I would like to estimate a matrix $S$ by solving the following optimization problem
\begin{align} &\min\limits_{s} f(S) \\ &\text{subject to }\sum_{i,j}s_{i,j}=1,\quad s_{i,j}\geq0~\forall(i,j)\end{align}
where function $f$ is convex and the entries of matrix $S$ sum up to $1$ and are non-negative.

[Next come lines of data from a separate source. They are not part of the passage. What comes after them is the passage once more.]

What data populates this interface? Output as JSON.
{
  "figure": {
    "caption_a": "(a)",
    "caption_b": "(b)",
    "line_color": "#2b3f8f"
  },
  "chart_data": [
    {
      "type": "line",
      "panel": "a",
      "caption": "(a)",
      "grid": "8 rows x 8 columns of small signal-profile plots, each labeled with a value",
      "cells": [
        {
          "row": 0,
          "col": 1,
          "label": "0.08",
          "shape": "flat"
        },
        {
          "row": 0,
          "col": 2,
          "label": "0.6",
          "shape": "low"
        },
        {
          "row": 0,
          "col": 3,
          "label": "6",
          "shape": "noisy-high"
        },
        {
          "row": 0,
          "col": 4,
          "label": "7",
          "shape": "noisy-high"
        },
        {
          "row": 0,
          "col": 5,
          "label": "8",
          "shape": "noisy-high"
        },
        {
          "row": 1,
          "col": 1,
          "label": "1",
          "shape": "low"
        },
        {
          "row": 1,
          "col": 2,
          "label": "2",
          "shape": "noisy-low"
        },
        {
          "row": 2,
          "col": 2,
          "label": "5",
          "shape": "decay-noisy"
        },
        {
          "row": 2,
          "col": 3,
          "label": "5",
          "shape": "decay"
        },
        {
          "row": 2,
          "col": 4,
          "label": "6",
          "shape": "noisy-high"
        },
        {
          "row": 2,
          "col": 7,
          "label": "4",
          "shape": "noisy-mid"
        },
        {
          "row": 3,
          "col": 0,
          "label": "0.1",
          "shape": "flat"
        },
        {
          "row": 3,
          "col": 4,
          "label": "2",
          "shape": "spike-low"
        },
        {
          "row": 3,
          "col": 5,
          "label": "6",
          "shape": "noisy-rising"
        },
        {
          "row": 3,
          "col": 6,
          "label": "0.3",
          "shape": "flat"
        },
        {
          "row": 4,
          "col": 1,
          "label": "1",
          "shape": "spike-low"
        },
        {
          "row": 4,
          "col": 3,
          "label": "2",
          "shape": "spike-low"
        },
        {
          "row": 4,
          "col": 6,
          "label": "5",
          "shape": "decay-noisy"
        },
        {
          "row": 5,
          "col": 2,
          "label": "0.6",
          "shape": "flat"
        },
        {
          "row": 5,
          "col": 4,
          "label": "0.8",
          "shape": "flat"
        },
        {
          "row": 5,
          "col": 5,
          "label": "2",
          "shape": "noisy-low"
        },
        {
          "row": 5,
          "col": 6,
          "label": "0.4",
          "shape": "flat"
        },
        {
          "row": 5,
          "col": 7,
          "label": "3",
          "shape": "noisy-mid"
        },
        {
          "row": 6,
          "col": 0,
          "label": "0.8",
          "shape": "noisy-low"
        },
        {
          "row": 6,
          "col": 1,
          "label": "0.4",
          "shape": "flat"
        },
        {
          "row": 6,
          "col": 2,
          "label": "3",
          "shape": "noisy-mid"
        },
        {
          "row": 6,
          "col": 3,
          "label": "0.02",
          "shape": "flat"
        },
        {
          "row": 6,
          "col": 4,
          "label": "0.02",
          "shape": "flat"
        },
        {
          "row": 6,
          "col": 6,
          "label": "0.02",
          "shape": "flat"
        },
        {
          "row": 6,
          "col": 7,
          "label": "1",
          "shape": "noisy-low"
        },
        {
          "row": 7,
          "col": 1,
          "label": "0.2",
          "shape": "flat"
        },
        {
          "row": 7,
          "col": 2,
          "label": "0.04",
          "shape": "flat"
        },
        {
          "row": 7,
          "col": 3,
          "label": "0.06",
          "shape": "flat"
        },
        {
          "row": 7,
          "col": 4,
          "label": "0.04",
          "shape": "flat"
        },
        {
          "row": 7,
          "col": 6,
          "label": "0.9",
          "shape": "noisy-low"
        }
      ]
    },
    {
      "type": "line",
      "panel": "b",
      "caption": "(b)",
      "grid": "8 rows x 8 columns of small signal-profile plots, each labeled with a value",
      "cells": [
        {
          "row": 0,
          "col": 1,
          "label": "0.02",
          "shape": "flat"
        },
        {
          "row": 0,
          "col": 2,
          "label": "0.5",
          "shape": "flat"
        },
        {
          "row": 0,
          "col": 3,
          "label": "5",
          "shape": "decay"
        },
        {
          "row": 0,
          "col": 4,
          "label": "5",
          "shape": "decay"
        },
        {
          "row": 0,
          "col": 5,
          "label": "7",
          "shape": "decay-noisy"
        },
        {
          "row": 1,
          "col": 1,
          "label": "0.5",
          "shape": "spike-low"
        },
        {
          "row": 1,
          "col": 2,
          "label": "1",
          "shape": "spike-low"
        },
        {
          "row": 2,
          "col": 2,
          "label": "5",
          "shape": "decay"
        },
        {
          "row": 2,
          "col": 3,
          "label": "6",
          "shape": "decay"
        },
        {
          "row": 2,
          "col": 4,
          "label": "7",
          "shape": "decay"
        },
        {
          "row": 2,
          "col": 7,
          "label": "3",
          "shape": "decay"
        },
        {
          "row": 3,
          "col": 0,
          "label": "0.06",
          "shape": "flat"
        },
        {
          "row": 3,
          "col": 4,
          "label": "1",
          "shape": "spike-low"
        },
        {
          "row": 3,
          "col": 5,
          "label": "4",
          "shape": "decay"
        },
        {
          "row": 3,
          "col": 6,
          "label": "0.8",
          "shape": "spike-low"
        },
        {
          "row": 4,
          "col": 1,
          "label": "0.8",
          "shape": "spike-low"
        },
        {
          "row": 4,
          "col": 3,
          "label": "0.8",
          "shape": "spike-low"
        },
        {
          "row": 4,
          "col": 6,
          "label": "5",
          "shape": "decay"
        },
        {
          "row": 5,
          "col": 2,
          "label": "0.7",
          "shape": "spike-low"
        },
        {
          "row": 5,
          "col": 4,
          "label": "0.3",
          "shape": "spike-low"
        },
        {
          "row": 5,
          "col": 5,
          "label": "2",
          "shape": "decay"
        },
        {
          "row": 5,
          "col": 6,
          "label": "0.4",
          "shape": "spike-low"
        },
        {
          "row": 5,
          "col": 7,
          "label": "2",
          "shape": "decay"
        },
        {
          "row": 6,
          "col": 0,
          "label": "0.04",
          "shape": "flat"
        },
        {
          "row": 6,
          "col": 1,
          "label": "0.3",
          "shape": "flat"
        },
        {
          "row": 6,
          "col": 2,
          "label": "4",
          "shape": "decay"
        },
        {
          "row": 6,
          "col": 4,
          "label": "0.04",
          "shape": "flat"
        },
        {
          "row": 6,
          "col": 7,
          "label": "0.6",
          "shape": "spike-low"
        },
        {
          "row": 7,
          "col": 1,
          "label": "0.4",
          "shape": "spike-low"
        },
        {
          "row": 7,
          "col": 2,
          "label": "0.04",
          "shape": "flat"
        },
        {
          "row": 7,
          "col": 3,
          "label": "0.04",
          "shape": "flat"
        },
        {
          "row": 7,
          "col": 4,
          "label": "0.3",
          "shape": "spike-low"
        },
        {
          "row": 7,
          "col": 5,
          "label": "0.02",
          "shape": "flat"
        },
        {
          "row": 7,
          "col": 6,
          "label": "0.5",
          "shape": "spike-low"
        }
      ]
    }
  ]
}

So I am solving the problem by the projected gradient descent using the following iterative equations at every iteration $k+1$:
\begin{align} &s_{i,j}^{(k+1)}= \max\Big(0,s_{i,j}^{(k)} - \eta\nabla f\big(s_{i,j}^{(k)}\big)\Big)\\ &s^{(k+1)}_{i,j} = \frac{s^{(k+1)}_{i,j}}{\sum_{i,j}s^{(k+1)}_{i,j}}\end{align}
Apparently what I am doing is not correct so I am wondering how I should write my iterative equations for the projection properly.
EDIT:
My solution may lead to dividing the entries $s_{i,k}^{(k+1)}$'s by $0$ . I thought about zeroing out negative entries after the normalization of $s_{i,k}^{(k+1)}$'s but if I do so I won't have anymore $\sum_{i,j}s_{i,j}=1$.

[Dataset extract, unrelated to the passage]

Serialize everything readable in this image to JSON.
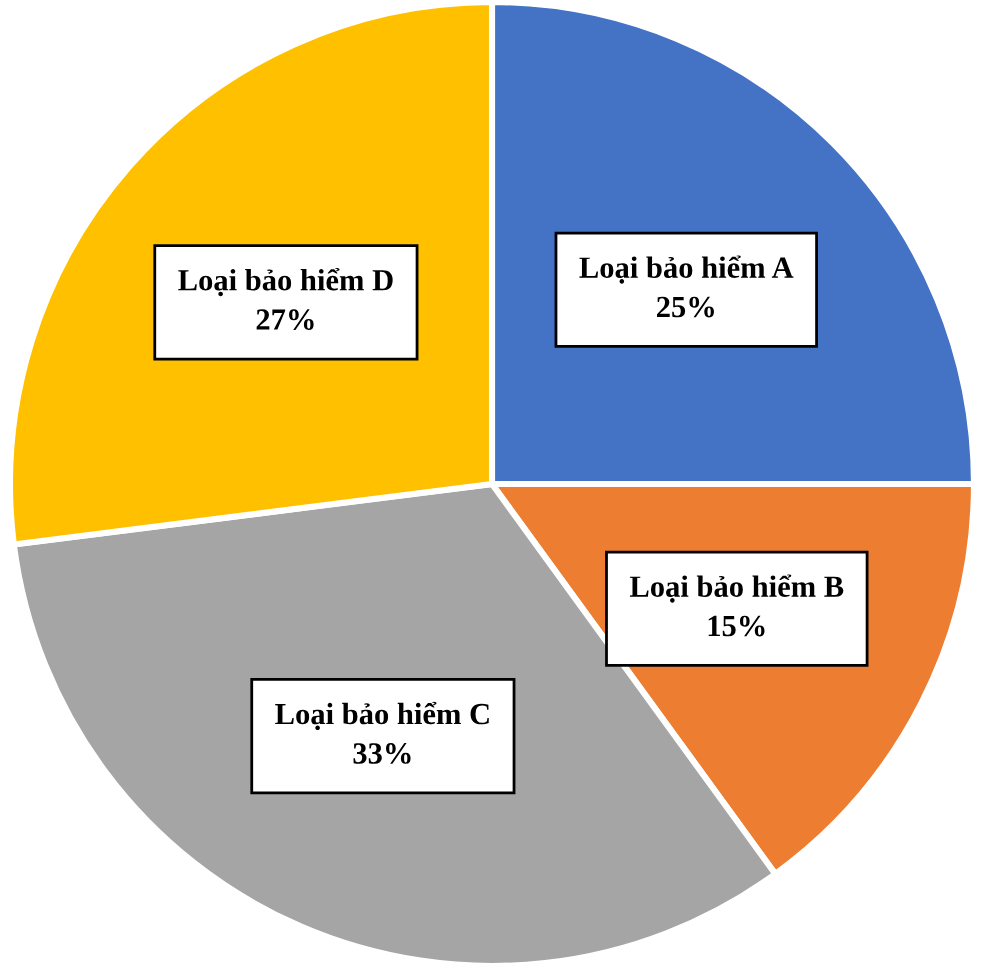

Unfortunately what you're trying to do is not correct as you can see in the following figure:
You are taking the projection of the gradient step on $\{x: x\geq 0\}$ and then you are taking a second projection on $E=\{x:\sum_i x_i = 1\}$, that is, you end up with $P_E(P_+(x))$ which is different from $P_{E\cup +}(x)$. I am not sure whether what you are using will converge to an optimal point.

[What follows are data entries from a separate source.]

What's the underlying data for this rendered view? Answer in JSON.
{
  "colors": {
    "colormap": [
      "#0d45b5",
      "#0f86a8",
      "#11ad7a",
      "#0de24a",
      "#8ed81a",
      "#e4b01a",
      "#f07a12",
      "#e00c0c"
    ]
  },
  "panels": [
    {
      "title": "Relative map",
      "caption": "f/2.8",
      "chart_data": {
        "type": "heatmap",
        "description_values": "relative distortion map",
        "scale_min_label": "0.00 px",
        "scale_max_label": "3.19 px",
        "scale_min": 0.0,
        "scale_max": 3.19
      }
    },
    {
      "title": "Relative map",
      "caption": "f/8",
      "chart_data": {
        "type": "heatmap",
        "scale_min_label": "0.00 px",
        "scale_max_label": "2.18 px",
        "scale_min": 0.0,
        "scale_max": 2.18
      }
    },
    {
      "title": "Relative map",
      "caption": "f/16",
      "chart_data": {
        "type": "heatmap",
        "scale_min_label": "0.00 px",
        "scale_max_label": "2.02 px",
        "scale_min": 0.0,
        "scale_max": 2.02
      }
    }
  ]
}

Judging from the above figure, it might be best to first project on $E$ and then on the positive quartile (that is $P_{E\cup +}(\cdot) = P_E(P_+(\cdot))$, but sketches are other deceptive, so you need to prove it. For sure, what you are currently using does not correspond to the projected gradient method.
There are several things you can do however. You can dualise either the constraint $x\geq 0$ or $\sum_i x_i = 1$, or use three term splittings, or use ADMM.